Ein reiner Indizienprozess brachte den 20-jährigen Tobias vor 10 Jahren ins Gefängnis. Keiner wollte ihm glauben, dass er seine beiden Ex-Freundinnen Laura und Stefanie nicht ermordet hat. Zurück in dem kleinen Dorf im Taunus ist er weit davon entfernt, ein normales Leben aufbauen zu können. Geschockt muss er feststellen, dass die Ehe seiner Eltern zerbrochen, der einst florierende Gasthof seines Vaters geschlossen und der Familienhof längst nicht mehr in Familienbesitz ist. Seine Nachbarn und ehemaligen Freunde begegnen ihm mit Hass und Anfeindungen.
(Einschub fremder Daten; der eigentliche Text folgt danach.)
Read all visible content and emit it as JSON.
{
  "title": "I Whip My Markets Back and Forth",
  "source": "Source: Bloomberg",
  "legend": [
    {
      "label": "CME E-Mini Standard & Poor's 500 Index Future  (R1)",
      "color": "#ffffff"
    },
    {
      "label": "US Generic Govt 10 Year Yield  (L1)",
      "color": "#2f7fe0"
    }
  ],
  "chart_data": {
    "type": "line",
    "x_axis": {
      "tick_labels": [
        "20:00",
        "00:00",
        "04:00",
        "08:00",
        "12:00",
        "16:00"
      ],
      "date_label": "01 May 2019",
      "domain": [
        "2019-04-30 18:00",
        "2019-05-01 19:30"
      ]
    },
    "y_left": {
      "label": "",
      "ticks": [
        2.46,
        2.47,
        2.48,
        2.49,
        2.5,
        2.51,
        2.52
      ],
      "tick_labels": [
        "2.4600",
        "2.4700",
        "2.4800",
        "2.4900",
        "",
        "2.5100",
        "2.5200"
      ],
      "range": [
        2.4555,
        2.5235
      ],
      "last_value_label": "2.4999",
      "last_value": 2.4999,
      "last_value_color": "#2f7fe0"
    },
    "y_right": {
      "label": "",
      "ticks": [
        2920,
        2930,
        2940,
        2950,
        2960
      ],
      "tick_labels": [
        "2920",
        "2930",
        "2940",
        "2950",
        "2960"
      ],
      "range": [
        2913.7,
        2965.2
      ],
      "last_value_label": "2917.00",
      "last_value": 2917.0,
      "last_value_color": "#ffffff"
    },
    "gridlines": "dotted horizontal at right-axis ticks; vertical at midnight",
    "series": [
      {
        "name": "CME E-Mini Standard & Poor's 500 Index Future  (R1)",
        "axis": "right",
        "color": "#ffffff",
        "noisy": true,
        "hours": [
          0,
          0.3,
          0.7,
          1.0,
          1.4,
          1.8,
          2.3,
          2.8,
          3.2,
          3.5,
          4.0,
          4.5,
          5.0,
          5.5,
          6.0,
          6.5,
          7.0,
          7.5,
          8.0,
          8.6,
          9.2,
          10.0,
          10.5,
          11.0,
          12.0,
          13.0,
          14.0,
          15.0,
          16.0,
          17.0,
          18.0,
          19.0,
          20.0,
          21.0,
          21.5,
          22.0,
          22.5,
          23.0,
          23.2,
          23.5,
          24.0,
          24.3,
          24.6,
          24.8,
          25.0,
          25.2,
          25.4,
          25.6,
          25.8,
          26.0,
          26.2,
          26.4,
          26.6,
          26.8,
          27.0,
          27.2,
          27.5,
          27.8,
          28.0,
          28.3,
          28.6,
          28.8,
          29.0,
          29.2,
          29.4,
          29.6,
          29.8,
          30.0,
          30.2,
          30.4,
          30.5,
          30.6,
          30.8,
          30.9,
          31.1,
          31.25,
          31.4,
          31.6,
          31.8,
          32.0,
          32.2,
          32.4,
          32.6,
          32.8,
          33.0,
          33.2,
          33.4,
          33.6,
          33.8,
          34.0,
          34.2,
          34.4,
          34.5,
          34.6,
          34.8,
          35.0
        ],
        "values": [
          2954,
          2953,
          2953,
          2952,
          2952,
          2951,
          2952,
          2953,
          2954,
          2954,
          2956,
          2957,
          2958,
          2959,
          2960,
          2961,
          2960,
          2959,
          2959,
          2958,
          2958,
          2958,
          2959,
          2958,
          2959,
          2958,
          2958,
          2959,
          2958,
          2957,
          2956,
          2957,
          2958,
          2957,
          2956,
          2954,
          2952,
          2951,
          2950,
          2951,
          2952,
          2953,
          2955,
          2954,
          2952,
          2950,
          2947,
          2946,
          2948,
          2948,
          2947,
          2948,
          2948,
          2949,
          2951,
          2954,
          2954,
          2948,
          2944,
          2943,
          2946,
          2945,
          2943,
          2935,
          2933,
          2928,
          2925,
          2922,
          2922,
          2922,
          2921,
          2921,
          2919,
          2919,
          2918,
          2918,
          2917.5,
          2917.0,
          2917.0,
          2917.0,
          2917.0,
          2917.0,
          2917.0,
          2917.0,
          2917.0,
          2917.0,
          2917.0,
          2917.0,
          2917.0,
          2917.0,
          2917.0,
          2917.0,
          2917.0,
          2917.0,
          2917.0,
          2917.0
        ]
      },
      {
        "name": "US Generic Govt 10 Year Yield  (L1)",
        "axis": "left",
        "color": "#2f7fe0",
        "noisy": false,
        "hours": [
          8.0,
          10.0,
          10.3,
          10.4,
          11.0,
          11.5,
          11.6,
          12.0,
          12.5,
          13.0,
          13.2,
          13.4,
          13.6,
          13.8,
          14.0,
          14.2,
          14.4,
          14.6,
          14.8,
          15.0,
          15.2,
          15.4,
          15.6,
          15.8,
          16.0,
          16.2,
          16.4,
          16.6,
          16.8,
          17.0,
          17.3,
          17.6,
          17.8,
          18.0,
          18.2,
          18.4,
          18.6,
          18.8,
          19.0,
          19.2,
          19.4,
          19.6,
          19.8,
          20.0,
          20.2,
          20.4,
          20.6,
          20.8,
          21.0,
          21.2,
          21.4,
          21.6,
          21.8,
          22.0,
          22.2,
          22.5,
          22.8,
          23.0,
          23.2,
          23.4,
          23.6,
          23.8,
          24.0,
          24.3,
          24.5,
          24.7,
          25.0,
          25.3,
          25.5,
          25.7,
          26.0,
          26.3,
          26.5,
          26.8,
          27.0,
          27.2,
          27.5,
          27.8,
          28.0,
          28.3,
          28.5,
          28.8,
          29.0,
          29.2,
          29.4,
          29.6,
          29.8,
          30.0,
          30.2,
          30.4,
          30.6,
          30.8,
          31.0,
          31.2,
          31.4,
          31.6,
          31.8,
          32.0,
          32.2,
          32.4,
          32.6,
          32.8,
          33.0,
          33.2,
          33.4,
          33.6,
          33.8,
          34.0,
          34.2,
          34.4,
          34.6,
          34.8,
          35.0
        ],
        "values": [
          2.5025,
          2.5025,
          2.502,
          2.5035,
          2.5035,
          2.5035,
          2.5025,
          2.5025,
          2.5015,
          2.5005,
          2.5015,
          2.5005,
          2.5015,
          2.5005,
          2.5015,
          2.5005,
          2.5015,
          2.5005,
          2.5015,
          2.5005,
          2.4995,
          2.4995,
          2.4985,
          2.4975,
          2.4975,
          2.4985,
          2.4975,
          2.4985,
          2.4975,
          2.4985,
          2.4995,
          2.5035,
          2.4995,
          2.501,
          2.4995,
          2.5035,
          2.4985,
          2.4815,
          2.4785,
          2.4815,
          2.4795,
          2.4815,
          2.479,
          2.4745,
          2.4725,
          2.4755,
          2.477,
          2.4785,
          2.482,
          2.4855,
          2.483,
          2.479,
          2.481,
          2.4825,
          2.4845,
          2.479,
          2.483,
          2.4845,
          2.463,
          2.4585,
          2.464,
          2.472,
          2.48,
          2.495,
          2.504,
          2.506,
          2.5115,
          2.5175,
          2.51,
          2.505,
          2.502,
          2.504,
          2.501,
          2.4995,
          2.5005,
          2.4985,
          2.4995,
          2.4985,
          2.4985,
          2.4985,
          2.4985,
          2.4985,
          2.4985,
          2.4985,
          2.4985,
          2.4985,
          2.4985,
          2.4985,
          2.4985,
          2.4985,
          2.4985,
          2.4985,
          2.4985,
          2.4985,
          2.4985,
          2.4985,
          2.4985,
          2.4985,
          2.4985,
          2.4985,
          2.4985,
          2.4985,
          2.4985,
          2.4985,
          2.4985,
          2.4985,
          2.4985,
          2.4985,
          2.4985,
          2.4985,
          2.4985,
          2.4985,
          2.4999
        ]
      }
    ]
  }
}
Als wäre das nicht alles schon schlimm genug, steht er erneut unter Verdacht, als die 17-jährige Amelie verschwindet, die der ermordeten Stefanie wie aus dem Gesicht geschnitten ist…
Und, wie war’s?
Nele Neuhaus’ Bücher muss man eigentlich nur aufschlagen und in den Händen halten, denn sie lesen sich wie von selbst. Von Anfang an ist man von der Geschichte so gefesselt, dass die Seiten nur so vorbeirauschen. Es gibt keine überflüssigen Längen oder Auschweifungen und doch wird die Handlung so detailreich geschildert, dass Orte und Figuren vor den Augen des Lesers real werden.
Obwohl “Schneewittchen muss sterben” ein hochspannender Krimi ist, musste ich doch hin und wieder schmunzeln. Die Beschreibung der Dorfbewohner, deren kleinkariertes Denken, die eingeschworene Gemeinschaft… herrlich bissig und doch leider sehr realistisch.
Ich habe die Bodenstein/Kirchhoff-Reihe zwar von Anfang an in der richtigen Reihenfolge gelesen, finde es aber gut, dass Nele Neuhaus in jedem Buch genug Hintergrundinfos zu den Hauptfiguren gibt, damit man auch mittendrin einsteigen kann.